Bild: Wo Juncker (vorne links) ist, ist auch Selmayr (mitte) meist nicht fern
Brüsseltaz | Drei Jahre nach seiner Wahl zum EU-Kommissionspräsidenten muss
Jean-Claude Juncker erneut um sein Amt kämpfen. Wie ernst die Lage ist,
machte Juncker am vergangenen Donnerstag selbst deutlich: Der 63-jährige
Luxemburger drohte überraschend mit seinem Rücktritt, falls das
Europaparlament seinen neuen deutschen Generalsekretär Martin Selmayr (47)
infrage stellen sollte.
Nun könnte genau das passieren – am Dienstag sitzen die Abgeordneten über
Selmayr und Juncker zu Gericht. Bei einer Tagung des
Haushaltskontroll-Ausschusses in Brüssel wollen die EU-Parlamentarier
klären, ob bei der umstrittenen Beförderung Selmayrs alles mit rechten
Dingen zugegangen ist.
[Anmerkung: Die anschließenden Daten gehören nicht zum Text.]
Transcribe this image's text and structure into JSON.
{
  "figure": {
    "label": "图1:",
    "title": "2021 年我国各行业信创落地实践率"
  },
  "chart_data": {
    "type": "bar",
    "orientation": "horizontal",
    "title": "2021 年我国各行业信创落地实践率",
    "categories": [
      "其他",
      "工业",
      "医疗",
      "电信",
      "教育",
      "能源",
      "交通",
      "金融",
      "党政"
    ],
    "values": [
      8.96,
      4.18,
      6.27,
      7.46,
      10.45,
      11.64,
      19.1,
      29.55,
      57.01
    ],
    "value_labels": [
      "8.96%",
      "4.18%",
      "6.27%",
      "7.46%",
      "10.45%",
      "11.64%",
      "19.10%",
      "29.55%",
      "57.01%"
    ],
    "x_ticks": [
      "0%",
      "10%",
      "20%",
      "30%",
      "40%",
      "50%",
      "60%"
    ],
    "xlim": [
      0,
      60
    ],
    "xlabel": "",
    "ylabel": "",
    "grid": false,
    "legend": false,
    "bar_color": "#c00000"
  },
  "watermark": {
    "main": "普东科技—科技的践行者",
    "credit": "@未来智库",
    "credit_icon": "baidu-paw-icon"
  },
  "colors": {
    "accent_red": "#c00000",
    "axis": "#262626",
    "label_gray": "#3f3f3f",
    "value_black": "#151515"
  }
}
Sie haben einen Katalog mit 139 Fragen vorgelegt,
die Kommission hat auf 80 Seiten geantwortet.
Doch bei der brisanten Anhörung geht es längst nicht mehr nur um Selmayr.
Es geht um das „System Juncker“, das der Kommissionschef und sein deutscher
Gehilfe in der Brüsseler Behörde aufgebaut haben. Von Machtmissbrauch ist
die Rede – und davon, dass Juncker das Parlament missachte. Dabei war der
konservative Politiker 2014 von den EU-Abgeordneten mit großer Mehrheit
gewählt worden.
Jetzt genießt Juncker nicht einmal mehr das volle Vertrauen seiner
Parteifreunde von der konservativen Europäischen Volkspartei (EVP). Bei
einer Sitzung des EVP-Präsidiums in der vergangenen Woche ging nicht nur
Parlamentspräsident Antonio Tajani auf Distanz. Auch EVP-Fraktionschef
Manfred Weber (CSU) soll sich kritisch geäußert haben – genau wie mehrere
CDU-Politiker.
## „Wenn er geht, gehe ich auch“
Sie stoßen sich an der Art und Weise, wie Selmayr ins mächtigste Amt der
mehr als 30.000 Mitarbeiter starken Brüsseler Behörde befördert wurde. Doch
Juncker hält an seiner Entscheidung fest. „Wenn er geht, gehe ich auch“,
sagte er bei einem Treffen der Staats- und Regierungschefs der EVP
vergangene Woche in Brüssel.
EVP-Vorturner Weber ruderte zurück; Juncker habe das Recht, sich „seinen“
Generalsekretär selbst auszusuchen. Zudem stellte sich die EVP, unterstützt
von Sozialdemokraten und Liberalen, gegen einen Antrag der Grünen, Juncker
persönlich ins Parlament vorzuladen.
Stattdessen muss nun der deutsche EU-Kommissar Günther Oettinger den Kopf
hinhalten. Der CDU-Politiker ist neben dem EU-Haushalt auch für die
Personalpolitik zuständig. Oettinger hatte Juncker und Selmayr schon in der
ersten Anhörung vor zwei Wochen verteidigt. Bei Selmayrs Beförderung seien
alle Regeln eingehalten worden, behauptete er. Dabei hatte er in Interviews
eingeräumt, selbst erst in letzter Minute eingeweiht worden zu sein.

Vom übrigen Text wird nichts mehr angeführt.